Davalının dosyaya celbedilen vergi dairesi mükellefiyet kaydına göre, 19/10/2016-31/12/2018 tarihleri arasında “motorlu kara taşıtlarının parça ve aksesuarlarının bir ücret ya da sözleşmeye dayalı olarak toptan ticareti” faaliyetinden bilanço usulüne göre defter tutan birinci sınıf tacir kaydı olduğu görülmüştür.
Mali bilirkişiden alınan kök raporda özetle; davalı tarafın 2017 yılına ilişkin ticari defterlerini sunmaması nedeniyle incelenemediği, davacı defterleri üzerinde yapılan incelemeye göre, takip dayanağı 20/03/2017 tarihli… no.lu proforma faturanın ve 15.000 Euro davalıya ödeme bilgilerinin davalı bilgileriyle (… VD … VN-… Otomotiv-…) ticari defterlerinde kayıtlı olduğu, 15.000 Euro’nun davalıya 28 Mart 2017 tarihinde havale edildiği, davacının 29/03/2017 tarihi itibariyle davalıdan 15.000 Euro alacaklı olduğunun kayıtlarında göründüğü tespit edilerek bildirilmiştir. Takip öncesi işlemiş faiz hesabı yönünden aynı bilirkişiden ek rapor alınmış, raporda ödeme tarihi ile takip tarihi arası avans faizine göre hesap yapılarak bildirilmiştir.
Davacı tarafça sunulan 11/03/2017 no.lu mal türü-bedeli üzerinden düzenlenmiş sipariş formu ile takip dayanağı 20/03/2017 tarihli … no.lu proforma fatura incelendiğinde,… Otomotiv-… logo ve işletme ünvanı-adres-vergi dairesi- banka hesap bilgilerini, siparişe uygun mal türü-adedi ve fiyat teklifini, ayrıca elle yazılmış “15.000 Euro peşin” ibaresi içerdiği, ikisinin de üzerinde bir imza bulunmadığı görülmektedir.
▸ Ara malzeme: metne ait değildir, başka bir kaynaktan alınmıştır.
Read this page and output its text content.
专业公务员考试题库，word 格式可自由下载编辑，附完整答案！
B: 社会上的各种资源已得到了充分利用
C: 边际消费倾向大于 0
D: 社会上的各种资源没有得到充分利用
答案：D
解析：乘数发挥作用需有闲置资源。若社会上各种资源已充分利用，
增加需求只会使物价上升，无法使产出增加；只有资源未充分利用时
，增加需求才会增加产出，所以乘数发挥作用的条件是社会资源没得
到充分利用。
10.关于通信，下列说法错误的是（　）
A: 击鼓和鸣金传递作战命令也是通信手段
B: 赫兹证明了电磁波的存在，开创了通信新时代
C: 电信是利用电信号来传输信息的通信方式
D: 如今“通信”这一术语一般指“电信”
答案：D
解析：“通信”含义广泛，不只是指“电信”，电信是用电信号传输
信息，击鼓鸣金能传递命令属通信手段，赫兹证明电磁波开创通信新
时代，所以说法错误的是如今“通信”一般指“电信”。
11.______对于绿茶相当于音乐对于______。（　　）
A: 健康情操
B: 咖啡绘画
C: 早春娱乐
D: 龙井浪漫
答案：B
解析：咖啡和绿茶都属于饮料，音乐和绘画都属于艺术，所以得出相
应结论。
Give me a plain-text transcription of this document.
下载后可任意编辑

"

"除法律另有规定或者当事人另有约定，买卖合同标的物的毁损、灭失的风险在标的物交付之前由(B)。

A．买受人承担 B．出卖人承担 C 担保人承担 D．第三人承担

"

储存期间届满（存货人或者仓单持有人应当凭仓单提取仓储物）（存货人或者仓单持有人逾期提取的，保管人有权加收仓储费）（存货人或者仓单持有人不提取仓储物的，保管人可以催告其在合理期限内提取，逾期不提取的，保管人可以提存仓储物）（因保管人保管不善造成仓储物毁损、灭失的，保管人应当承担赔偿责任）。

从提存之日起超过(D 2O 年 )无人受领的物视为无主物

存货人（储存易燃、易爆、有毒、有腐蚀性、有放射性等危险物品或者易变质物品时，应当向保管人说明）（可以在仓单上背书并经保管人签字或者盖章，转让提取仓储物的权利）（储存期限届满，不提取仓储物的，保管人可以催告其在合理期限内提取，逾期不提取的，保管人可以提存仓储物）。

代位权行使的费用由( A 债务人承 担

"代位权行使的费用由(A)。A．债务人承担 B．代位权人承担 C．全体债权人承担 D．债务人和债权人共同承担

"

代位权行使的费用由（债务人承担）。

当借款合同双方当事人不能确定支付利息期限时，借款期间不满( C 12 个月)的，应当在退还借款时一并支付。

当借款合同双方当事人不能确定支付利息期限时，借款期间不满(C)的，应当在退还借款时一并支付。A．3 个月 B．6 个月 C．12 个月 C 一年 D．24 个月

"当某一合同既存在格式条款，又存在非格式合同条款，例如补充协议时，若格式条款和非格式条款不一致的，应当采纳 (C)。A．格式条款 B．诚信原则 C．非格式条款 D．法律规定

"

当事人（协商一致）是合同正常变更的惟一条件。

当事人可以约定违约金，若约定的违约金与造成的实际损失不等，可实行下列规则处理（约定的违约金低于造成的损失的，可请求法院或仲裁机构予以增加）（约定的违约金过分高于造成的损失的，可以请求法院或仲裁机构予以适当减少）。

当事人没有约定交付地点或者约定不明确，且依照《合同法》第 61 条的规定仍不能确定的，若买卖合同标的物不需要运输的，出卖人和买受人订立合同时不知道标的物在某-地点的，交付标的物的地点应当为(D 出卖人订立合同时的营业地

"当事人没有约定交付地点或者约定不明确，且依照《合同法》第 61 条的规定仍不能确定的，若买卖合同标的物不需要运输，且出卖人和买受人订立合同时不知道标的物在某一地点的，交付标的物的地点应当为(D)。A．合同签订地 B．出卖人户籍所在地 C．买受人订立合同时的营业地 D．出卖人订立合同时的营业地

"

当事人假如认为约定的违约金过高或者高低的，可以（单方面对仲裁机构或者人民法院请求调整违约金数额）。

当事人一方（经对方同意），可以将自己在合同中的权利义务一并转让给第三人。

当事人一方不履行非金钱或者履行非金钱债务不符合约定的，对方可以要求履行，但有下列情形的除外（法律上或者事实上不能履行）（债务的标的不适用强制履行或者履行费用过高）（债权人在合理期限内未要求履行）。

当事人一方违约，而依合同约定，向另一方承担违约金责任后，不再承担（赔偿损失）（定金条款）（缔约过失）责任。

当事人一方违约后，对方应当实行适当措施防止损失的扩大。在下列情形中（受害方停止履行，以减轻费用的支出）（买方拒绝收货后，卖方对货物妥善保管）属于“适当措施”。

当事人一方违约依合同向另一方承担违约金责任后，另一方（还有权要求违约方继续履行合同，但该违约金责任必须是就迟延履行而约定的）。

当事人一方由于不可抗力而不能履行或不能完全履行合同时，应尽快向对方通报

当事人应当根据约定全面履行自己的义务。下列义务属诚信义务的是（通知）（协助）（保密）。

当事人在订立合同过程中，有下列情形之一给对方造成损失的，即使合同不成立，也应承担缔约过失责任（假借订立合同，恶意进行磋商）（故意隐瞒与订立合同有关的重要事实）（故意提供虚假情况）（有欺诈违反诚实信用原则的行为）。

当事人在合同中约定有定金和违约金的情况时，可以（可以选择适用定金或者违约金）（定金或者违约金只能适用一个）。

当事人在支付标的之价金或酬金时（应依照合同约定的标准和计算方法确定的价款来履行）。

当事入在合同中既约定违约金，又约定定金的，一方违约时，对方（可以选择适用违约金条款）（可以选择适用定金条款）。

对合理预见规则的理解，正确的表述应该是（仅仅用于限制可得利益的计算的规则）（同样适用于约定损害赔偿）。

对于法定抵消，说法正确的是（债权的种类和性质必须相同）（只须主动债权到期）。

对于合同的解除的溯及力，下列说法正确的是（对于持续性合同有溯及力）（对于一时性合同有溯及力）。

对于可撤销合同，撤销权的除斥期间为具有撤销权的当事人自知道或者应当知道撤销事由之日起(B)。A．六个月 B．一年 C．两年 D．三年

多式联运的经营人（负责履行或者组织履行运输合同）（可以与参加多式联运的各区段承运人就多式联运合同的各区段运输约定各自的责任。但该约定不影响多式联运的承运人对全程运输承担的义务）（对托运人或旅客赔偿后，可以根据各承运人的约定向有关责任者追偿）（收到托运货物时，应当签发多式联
Davalının vergi dairesi mükellefiyet kaydı da talep konusu mal türüyle uyumludur.
Davacı tarafından sunulan… muhabir banka dekontunda 28/03/2017 tarihinde davacı hesabından “… İstanbul-… (Ön ödeme) …” açıklamasıyla davalıya ait…hesabına 15.000 Euro swift havalesi yapıldığı,…Bankasından alınan 27/11/2019 tarihli yazıda verilen cevaba göre davalının hesabına davacı tarafından 29/03/2017’de ulaşan havalenin … mesajının “… 20032017” (Türkçesi: Ödeme Ayrıntısı Önödeme …) şeklinde açıklama içeren ve alıcı banka ve tarafından görülerek hesap sahibiyle de paylaşılabilen, yani proforma fatura no.su ve bununla ilgili ön ödeme olduğu açıklanarak gönderilen… havalesi olduğu, hesap ekstresine göre davalı tarafından hesaptan aynı gün çekilmiş olduğu anlaşılmaktadır.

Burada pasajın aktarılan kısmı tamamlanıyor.